Believe it or not, I'm actually a bit conflicted over the result of the Supreme Court case regarding a crisis pregnancy center in California and the messages about abortion availability they were required to post.
I think the best way to put it is that I can easily understand how requiring someone to provide information about a service that wasn't even requested in the first place falls outside the scope of one's professional responsibility. If your entire practice is built around addressing a given problem in a specific way, and that's made clear to your customers at the outset, then requiring any more information about methods you don't provide may be a bit much.
... Of course, several caveats apply. Most CPCs, for example, would never dream of actually warning people that they will not provide any support or advice regarding abortion. Some of them will go so far as to actively lie about the risks of an abortion. If the people approaching you are looking to discuss all of their options when they're pregnant, either is almost certainly malpractice, and I have no problem with the state withholding licenses from organizations that operate that way.
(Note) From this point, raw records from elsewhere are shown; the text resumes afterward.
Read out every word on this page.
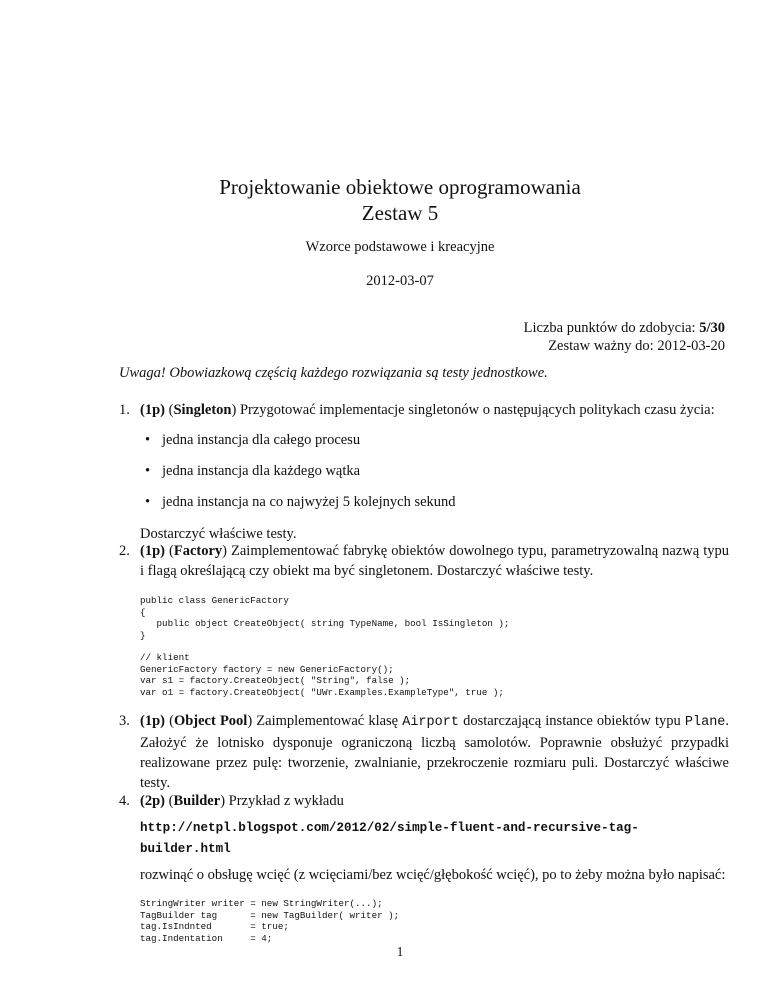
Projektowanie obiektowe oprogramowania
Zestaw 5
Wzorce podstawowe i kreacyjne
2012-03-07
Liczba punktów do zdobycia: 5/30
Zestaw ważny do: 2012-03-20
Uwaga! Obowiazkową częścią każdego rozwiązania są testy jednostkowe.
1. (1p) (Singleton) Przygotować implementacje singletonów o następujących politykach czasu życia:
• jedna instancja dla całego procesu
• jedna instancja dla każdego wątka
• jedna instancja na co najwyżej 5 kolejnych sekund
Dostarczyć właściwe testy.
2. (1p) (Factory) Zaimplementować fabrykę obiektów dowolnego typu, parametryzowalną nazwą typu i flagą określającą czy obiekt ma być singletonem. Dostarczyć właściwe testy.
public class GenericFactory
{
public object CreateObject( string TypeName, bool IsSingleton );
}
// klient
GenericFactory factory = new GenericFactory();
var s1 = factory.CreateObject( "String", false );
var o1 = factory.CreateObject( "UWr.Examples.ExampleType", true );
3. (1p) (Object Pool) Zaimplementować klasę Airport dostarczającą instance obiektów typu Plane. Założyć że lotnisko dysponuje ograniczoną liczbą samolotów. Poprawnie obsłużyć przypadki realizowane przez pulę: tworzenie, zwalnianie, przekroczenie rozmiaru puli. Dostarczyć właściwe testy.
4. (2p) (Builder) Przykład z wykładu
http://netpl.blogspot.com/2012/02/simple-fluent-and-recursive-tag-builder.html
rozwinąć o obsługę wcięć (z wcięciami/bez wcięć/głębokość wcięć), po to żeby można było napisać:
StringWriter writer = new StringWriter(...);
TagBuilder tag      = new TagBuilder( writer );
tag.IsIndnted       = true;
tag.Indentation     = 4;
1
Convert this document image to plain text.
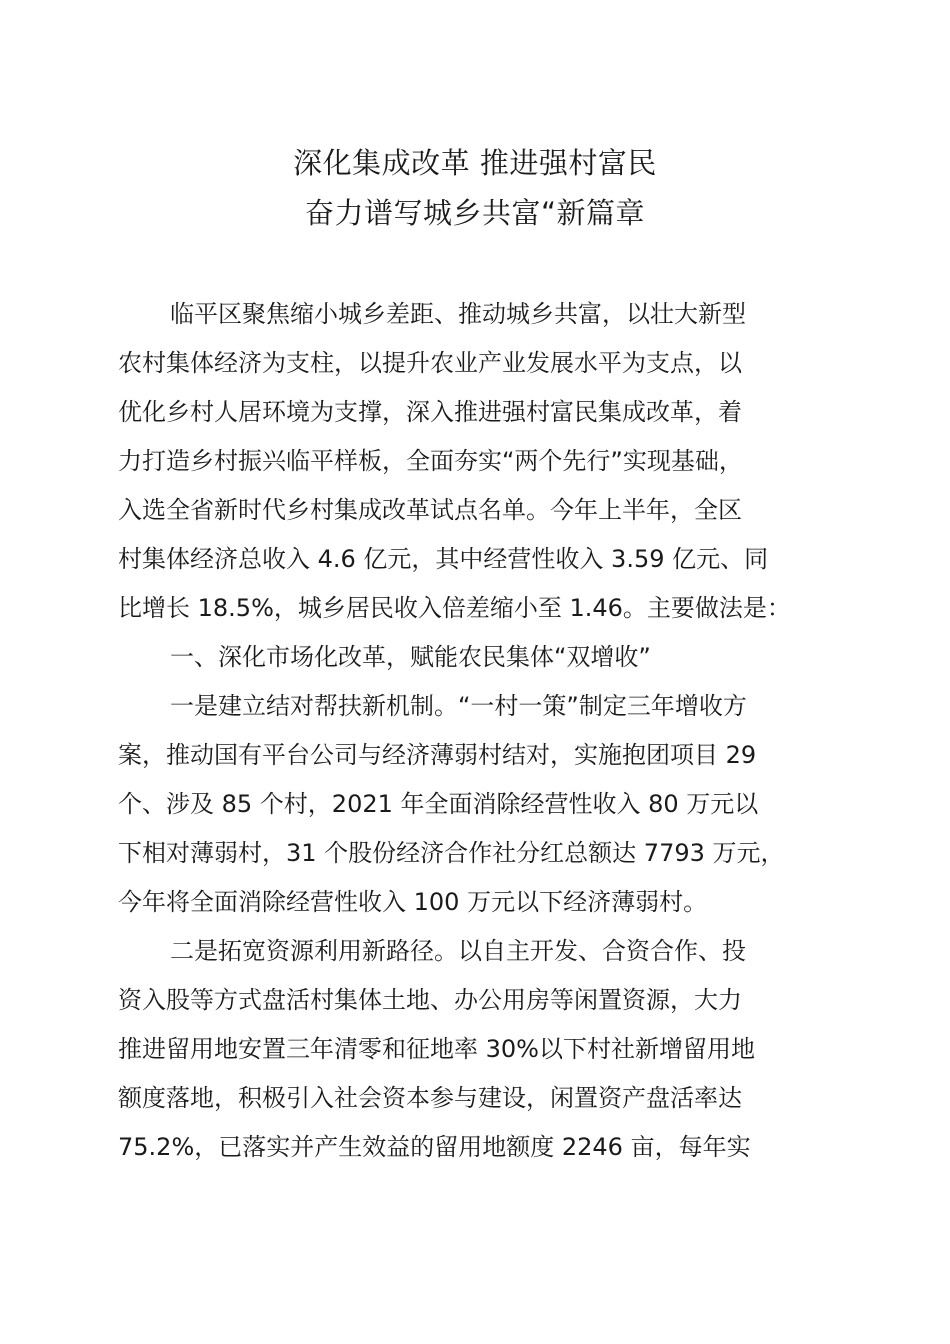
深化集成改革 推进强村富民
奋力谱写城乡共富“新篇章
临平区聚焦缩小城乡差距、推动城乡共富，以壮大新型
农村集体经济为支柱，以提升农业产业发展水平为支点，以
优化乡村人居环境为支撑，深入推进强村富民集成改革，着
力打造乡村振兴临平样板，全面夯实“两个先行”实现基础，
入选全省新时代乡村集成改革试点名单。今年上半年，全区
村集体经济总收入 4.6 亿元，其中经营性收入 3.59 亿元、同
比增长 18.5%，城乡居民收入倍差缩小至 1.46。主要做法是：
一、深化市场化改革，赋能农民集体“双增收”
一是建立结对帮扶新机制。“一村一策”制定三年增收方
案，推动国有平台公司与经济薄弱村结对，实施抱团项目 29
个、涉及 85 个村，2021 年全面消除经营性收入 80 万元以
下相对薄弱村，31 个股份经济合作社分红总额达 7793 万元，
今年将全面消除经营性收入 100 万元以下经济薄弱村。
二是拓宽资源利用新路径。以自主开发、合资合作、投
资入股等方式盘活村集体土地、办公用房等闲置资源，大力
推进留用地安置三年清零和征地率 30%以下村社新增留用地
额度落地，积极引入社会资本参与建设，闲置资产盘活率达
75.2%，已落实并产生效益的留用地额度 2246 亩，每年实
So in the end, while I don't think I'd have gone as far as the California law that was struck down did, I'm irritated that the likely result is going to be these centers lying with more impunity, whether by omission or outright.
At least I can console myself with the fact that my side now gets to ask pointed questions about compelling speech designed to limit or discourage abortions. It's less useful for us; I do want to make sure that women are aware of all their options and wouldn't want to not give them a full picture of what carrying to term and either giving up the child for adoption or keeping them would entail. Still, I imagine it'd be a lot easier on some people if it could be omitted or reduced when it clearly made sense to do so.